Sektör yabancıların elinde
Çimento sektörü ise yabancıların ya da yabancı ortakların kontrolü altında. Dünya çimento tekelleri arasında yer alan Fransız Vicat-Parficim, Ankara ve Konya’da 2 fabrika işletiyor. Taiwan Cement Corporation ile ortak olan Oyak Çimento ise 6 fabrika ile üretim yapıyor. Sektörün büyük üreticileri arasında bulunan ADOÇİM Yunanistan merkezli Titan Çimento ile ortak. Akçansa ise İngiliz HeidelbergCement ve Sabancı ortaklığı olan bir şirket, üç fabrikasında çimento ve klinker üretimi yapıyor. Ayrıca Akçansa, iştiraki olan Betonsa ile 35 tesiste beton üretimi yapıyor. 12 ülkede faaliyet gösteren İspanya merkezli Votorantim Çimento da sektörde tekel haline gelen şirketlerden biri. Şirketin Türkiye’de 5 fabrikası ve 14 hazır beton tesisi var. Sektördeki güçlü bir diğer yabancı şirket ise İtalyan Cimentir. 2001 yılında Çimentaş’ı satın alarak Türkiye’ye girin firma 5 fabrikada söz sahibi. 6 fabrika ve çok sayıda beton üretim tesisi olan Sabancı Gruba ait Çimsa’nın yüzde 8’i İngilizlere ait. Bunların yanında yine yabancı ortaklıkları olduğu belirtilen Limak Çimento 10 fabrika, Aşkale çimento 6 fabrika, Sanko Holding 4 fabrika, Batıçim 2 fabrika ve diğerleri piyasayı tamamlayan şirketler.
Yaşam zehirleniyor
Türkiye’de kurulu bulunan organize sanayi bölgelerinde fabrikaların atık su tesislerinde biriken ağır metallerle dolu atıkların yüzde 90’ı yakma tesisleri ve çimento fabrikalarında yakılıyor. İster evsel, ister endüstriyel olsun çöpleri yakmanın çok tehlikeli, insan sağlığı, su temizliği, toprak ve hava kalitesi açısından telafisi mümkün olmayan sonuçları olacağını bilim insanları söylüyor. Yakma sonucu baca gazı emisyonları içinde DİOKSİN ve FURAN gibi atıklar ortaya çıkıyor. ‘Dioksinler ve furanlar’ en toksik (zehirli) klorlu organik bileşikler olarak kabul edildikleri bilimsel araştırmalarda yer alıyor ve kalıcı organik kirletici sınıfı olarak tarif ediliyor. Aynı zamanda inatçı, kararlı yapıları nedeniyle doğada çok uzun süre boyunca kalıyor.
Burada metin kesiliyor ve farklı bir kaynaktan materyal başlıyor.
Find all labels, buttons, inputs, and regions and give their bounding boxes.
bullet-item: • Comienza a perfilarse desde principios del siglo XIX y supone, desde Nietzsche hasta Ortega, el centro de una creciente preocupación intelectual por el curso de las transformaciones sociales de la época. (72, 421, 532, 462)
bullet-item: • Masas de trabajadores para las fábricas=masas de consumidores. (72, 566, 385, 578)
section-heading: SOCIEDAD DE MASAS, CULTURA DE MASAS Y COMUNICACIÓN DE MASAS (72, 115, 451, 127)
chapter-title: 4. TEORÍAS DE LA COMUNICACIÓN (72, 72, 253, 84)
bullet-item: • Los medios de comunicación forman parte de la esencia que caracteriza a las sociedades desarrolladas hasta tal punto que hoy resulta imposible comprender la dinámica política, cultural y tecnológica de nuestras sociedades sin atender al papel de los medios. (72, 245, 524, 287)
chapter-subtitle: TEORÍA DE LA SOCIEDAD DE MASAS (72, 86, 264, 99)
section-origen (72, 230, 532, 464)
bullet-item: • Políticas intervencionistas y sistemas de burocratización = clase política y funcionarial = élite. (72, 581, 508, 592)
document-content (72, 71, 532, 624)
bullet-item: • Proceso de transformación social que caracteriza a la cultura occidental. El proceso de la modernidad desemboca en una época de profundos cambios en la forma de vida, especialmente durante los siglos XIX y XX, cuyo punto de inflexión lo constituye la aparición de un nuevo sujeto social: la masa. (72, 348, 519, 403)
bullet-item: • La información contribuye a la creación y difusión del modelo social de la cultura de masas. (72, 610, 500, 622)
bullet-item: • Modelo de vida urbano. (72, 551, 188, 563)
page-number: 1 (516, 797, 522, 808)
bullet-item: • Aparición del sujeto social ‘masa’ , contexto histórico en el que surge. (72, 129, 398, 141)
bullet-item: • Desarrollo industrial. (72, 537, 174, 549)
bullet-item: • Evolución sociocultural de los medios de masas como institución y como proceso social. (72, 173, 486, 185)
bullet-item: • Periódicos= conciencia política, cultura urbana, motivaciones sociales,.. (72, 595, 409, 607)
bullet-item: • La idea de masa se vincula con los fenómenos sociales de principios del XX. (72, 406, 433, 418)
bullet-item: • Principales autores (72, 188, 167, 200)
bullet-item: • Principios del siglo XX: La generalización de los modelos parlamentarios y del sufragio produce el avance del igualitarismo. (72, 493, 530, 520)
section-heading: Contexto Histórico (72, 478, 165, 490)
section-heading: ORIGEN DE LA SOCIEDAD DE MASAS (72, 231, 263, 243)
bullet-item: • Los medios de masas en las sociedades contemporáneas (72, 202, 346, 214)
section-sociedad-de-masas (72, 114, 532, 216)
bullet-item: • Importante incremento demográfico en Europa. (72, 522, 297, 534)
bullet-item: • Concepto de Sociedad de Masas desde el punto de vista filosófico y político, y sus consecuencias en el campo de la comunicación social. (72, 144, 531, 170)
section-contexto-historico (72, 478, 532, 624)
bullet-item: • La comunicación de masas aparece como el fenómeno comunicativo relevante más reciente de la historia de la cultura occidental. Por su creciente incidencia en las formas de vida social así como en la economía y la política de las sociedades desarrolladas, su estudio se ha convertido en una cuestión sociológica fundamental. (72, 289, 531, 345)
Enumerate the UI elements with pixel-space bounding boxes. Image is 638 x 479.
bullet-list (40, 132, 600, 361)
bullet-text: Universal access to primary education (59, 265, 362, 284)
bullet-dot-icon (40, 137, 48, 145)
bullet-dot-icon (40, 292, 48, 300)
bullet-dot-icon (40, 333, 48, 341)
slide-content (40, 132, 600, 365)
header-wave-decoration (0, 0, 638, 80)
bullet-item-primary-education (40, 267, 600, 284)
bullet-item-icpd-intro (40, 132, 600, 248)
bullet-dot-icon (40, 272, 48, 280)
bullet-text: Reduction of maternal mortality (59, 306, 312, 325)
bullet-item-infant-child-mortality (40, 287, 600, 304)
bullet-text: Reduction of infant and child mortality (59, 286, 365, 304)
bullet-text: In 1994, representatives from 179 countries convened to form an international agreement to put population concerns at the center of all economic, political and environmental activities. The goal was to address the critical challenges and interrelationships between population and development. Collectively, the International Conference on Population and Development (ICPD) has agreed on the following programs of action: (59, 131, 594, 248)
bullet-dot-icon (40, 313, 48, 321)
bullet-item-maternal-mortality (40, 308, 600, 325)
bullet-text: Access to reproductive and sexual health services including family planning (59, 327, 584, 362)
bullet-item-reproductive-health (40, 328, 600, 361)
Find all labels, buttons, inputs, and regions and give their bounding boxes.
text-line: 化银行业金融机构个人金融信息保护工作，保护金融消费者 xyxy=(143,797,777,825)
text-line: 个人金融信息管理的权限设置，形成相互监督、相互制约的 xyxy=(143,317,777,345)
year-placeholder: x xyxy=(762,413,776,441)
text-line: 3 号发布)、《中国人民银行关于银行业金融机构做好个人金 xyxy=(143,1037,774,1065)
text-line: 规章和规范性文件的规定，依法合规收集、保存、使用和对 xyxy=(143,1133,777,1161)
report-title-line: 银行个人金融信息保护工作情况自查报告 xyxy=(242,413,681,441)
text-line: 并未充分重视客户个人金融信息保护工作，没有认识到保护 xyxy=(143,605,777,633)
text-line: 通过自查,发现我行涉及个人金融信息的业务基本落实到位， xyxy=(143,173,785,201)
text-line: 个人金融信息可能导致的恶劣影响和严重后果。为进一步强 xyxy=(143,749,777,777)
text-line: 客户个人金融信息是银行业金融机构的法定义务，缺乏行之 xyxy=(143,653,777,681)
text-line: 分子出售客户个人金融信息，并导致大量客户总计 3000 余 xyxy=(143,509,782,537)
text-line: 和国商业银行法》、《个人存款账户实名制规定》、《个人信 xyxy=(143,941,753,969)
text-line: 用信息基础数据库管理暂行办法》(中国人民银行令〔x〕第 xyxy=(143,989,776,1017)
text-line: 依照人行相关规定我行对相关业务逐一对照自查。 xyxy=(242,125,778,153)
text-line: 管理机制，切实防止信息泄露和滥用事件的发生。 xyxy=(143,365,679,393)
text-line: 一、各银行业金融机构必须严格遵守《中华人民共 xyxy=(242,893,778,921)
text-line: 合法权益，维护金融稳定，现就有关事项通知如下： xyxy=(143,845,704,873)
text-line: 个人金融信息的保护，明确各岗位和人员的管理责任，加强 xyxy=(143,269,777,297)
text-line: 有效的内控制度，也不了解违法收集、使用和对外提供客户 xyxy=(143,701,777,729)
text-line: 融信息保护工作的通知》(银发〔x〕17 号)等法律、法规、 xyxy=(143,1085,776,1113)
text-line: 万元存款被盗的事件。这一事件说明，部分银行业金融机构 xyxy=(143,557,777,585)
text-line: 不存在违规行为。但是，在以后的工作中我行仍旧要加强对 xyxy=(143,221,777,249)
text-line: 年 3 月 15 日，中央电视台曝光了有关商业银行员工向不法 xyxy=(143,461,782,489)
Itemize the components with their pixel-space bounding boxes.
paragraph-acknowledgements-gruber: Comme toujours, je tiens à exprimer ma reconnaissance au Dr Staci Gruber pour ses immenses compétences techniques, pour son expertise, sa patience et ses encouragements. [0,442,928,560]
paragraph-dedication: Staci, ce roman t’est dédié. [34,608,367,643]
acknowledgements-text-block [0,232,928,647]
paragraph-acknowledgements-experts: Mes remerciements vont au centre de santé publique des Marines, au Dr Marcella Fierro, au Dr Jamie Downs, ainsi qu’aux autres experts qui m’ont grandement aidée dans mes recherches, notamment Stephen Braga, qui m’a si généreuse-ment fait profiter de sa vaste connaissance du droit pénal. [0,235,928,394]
14 fabrikada zehirli atık yakılıyor
Türkiye Çimento Müstahsilleri Birliği’ne (TÇMB) üye 14 fabrikada kurulan 23 adet atık ısıdan enerji üretim hattı olduğu açıklamalarda yer alıyor. TÇMB verilerine Türkiye’de 74 adet çimento ve öğütme, yüzlerce de beton fabrikası bulunuyor. Özellikle Avrupa’da belirlenen çevre kriterlerinden kurtulmak isteyen tekeller, Türkiye’de yatırımlar yaparak devasa boyutlarda büyüdüler. Büyürlerken bulundukları alanlarda tarım arazilerini, suları ve havayı kirlettiler ve halk sağlığını da ciddi anlamda tehdit ederek büyümeye devam ediyorlar. ‘Atık yakarak enerji üretimi’ yapan şirketler ile çimento fabrikalarında yakılmak için organize sanayi bölgelerinin atık çamurları ve yurt dışından ithal getirilen her türden atıkların tamamı çevreyi ve insanı tehdit eden içerik taşımakta. 2017 verilerine göre Türkiye’de bulunan çimento fabrikaları 774 bin ton atık yaktıkları, Türkiye Çimento Müstahsilleri Birliği (TÇMB) tarafından yayımlanmıştı.